See I don't even give myself credit when I do something. In the past year or two I lost about 40 pounds. This is the truth-telling place so I went from 266.6 to 226.6, a huge change. And then I got stuck. I have been rolling between 220 and 230 for many many months. I've been thinking about exercising, doing little bits, but nothing that sticks. I joined a gym and went a bit. But then I changed jobs and lost focus.

A neighbor who is nearly 80 takes a daily walk around the perimeter road of my development. It is a three mile circle, up and down a lot. Doesn't seem like much, does it? I admire her, enjoy coming upon her walking briskly farish from home. To me it seems like an insurmountable mountain climb yet this 80 year old does it every day. And enjoys it.

Well yes, I am all over the place. I started this to help me get moving again, to sort out what's going on and to get unstuck.
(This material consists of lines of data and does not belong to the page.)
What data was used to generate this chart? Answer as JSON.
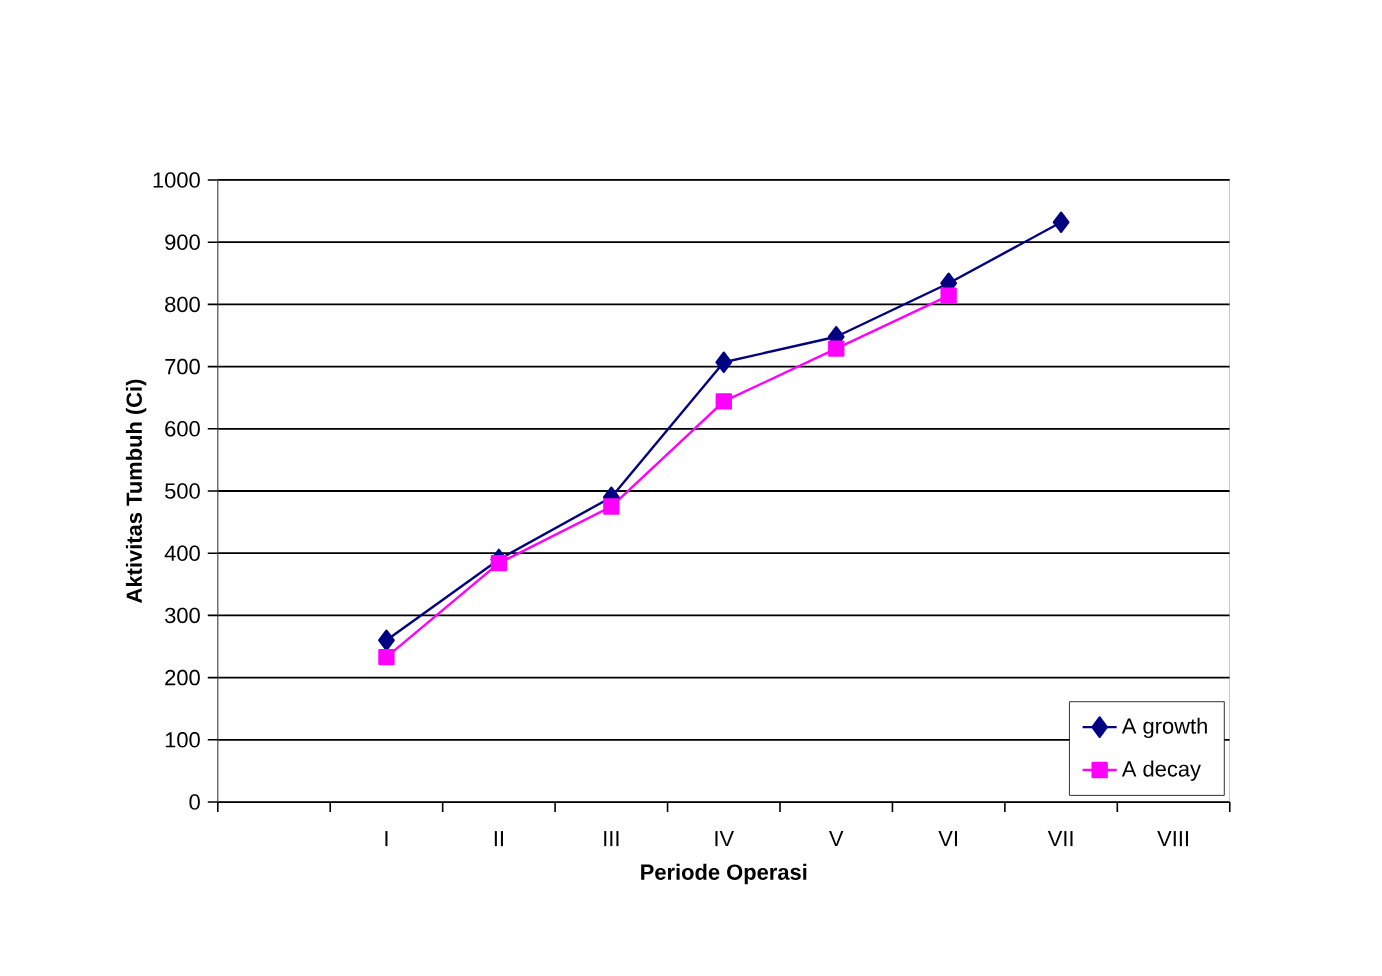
{
  "chart_data": {
    "type": "line",
    "xlabel": "Periode Operasi",
    "ylabel": "Aktivitas Tumbuh (Ci)",
    "categories": [
      null,
      "I",
      "II",
      "III",
      "IV",
      "V",
      "VI",
      "VII",
      "VIII"
    ],
    "series": [
      {
        "name": "A growth",
        "color": "#000080",
        "marker": "diamond",
        "values": [
          null,
          260,
          390,
          490,
          707,
          748,
          834,
          932,
          null
        ]
      },
      {
        "name": "A decay",
        "color": "#ff00ff",
        "marker": "square",
        "values": [
          null,
          233,
          384,
          475,
          644,
          729,
          814,
          null,
          null
        ]
      }
    ],
    "ylim": [
      0,
      1000
    ],
    "yticks": [
      0,
      100,
      200,
      300,
      400,
      500,
      600,
      700,
      800,
      900,
      1000
    ],
    "grid": "y",
    "legend": "bottom right",
    "line_style": "solid"
  }
}
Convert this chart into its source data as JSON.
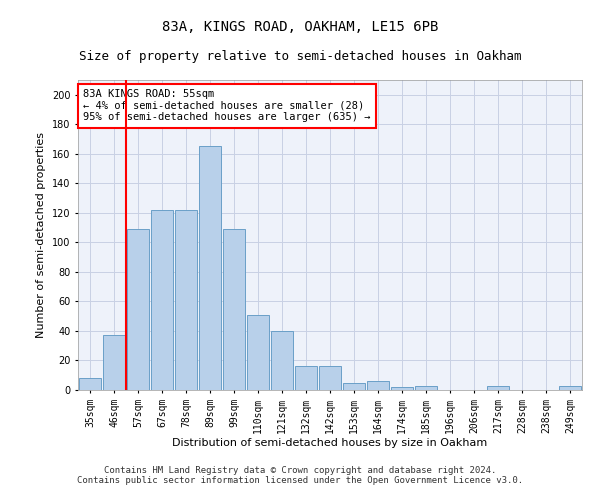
{
  "title": "83A, KINGS ROAD, OAKHAM, LE15 6PB",
  "subtitle": "Size of property relative to semi-detached houses in Oakham",
  "xlabel": "Distribution of semi-detached houses by size in Oakham",
  "ylabel": "Number of semi-detached properties",
  "categories": [
    "35sqm",
    "46sqm",
    "57sqm",
    "67sqm",
    "78sqm",
    "89sqm",
    "99sqm",
    "110sqm",
    "121sqm",
    "132sqm",
    "142sqm",
    "153sqm",
    "164sqm",
    "174sqm",
    "185sqm",
    "196sqm",
    "206sqm",
    "217sqm",
    "228sqm",
    "238sqm",
    "249sqm"
  ],
  "values": [
    8,
    37,
    109,
    122,
    122,
    165,
    109,
    51,
    40,
    16,
    16,
    5,
    6,
    2,
    3,
    0,
    0,
    3,
    0,
    0,
    3
  ],
  "bar_color": "#b8d0ea",
  "bar_edge_color": "#6a9fc8",
  "vline_x": 1.5,
  "vline_color": "red",
  "annotation_title": "83A KINGS ROAD: 55sqm",
  "annotation_line1": "← 4% of semi-detached houses are smaller (28)",
  "annotation_line2": "95% of semi-detached houses are larger (635) →",
  "annotation_box_color": "white",
  "annotation_box_edge": "red",
  "ylim": [
    0,
    210
  ],
  "yticks": [
    0,
    20,
    40,
    60,
    80,
    100,
    120,
    140,
    160,
    180,
    200
  ],
  "footer1": "Contains HM Land Registry data © Crown copyright and database right 2024.",
  "footer2": "Contains public sector information licensed under the Open Government Licence v3.0.",
  "bg_color": "#eef2fa",
  "grid_color": "#c8d0e4",
  "title_fontsize": 10,
  "subtitle_fontsize": 9,
  "xlabel_fontsize": 8,
  "ylabel_fontsize": 8,
  "tick_fontsize": 7,
  "footer_fontsize": 6.5
}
It is autumn, October, my favorite month. My beloved dog died 10 days ago. It is very hard right now. And, as I look at winter looming before me I no longer have my soulmate to force my fat ass outdoors twice a day whether I like it or not. My heart wants to hide out in a cave and let sadness engulf me. My brain tells me that I better use this as an opportunity to get moving and motivate myself before it is February and I have gained 20 pounds while staring at an upcoming birthday.

Yesterday I made gumbo. This morning I weighed 229.4. Yeah, you're not supposed to weight yourself every day. Tough shit. It's what I do.

I'm going to look for something to graph my weight and distance now. Yeah, and sit in my chair some more.

What Size Do You Want To Be?


The Caterpillar was the first to speak.

`What size do you want to be?' it asked.

`Oh, I'm not particular as to size,' Alice hastily replied; `only one doesn't like changing so often, you know.'

`I DON'T know,' said the Caterpillar.

Alice said nothing: she had never been so much contradicted in her life before, and she felt that she was losing her temper.

`Are you content now?' said the Caterpillar.

`Well, I should like to be a LITTLE larger, sir, if you wouldn't mind,' said Alice: `three inches is such a wretched height to be.'

`It is a very good height indeed!' said the Caterpillar angrily, rearing itself upright as it spoke (it was exactly three inches high).

`But I'm not used to it!' pleaded poor Alice in a piteous tone. And she thought of herself, `I wish the creatures wouldn't be so easily offended!'

`You'll get used to it in time,' said the Caterpillar; and it put the hookah into its mouth and began smoking again.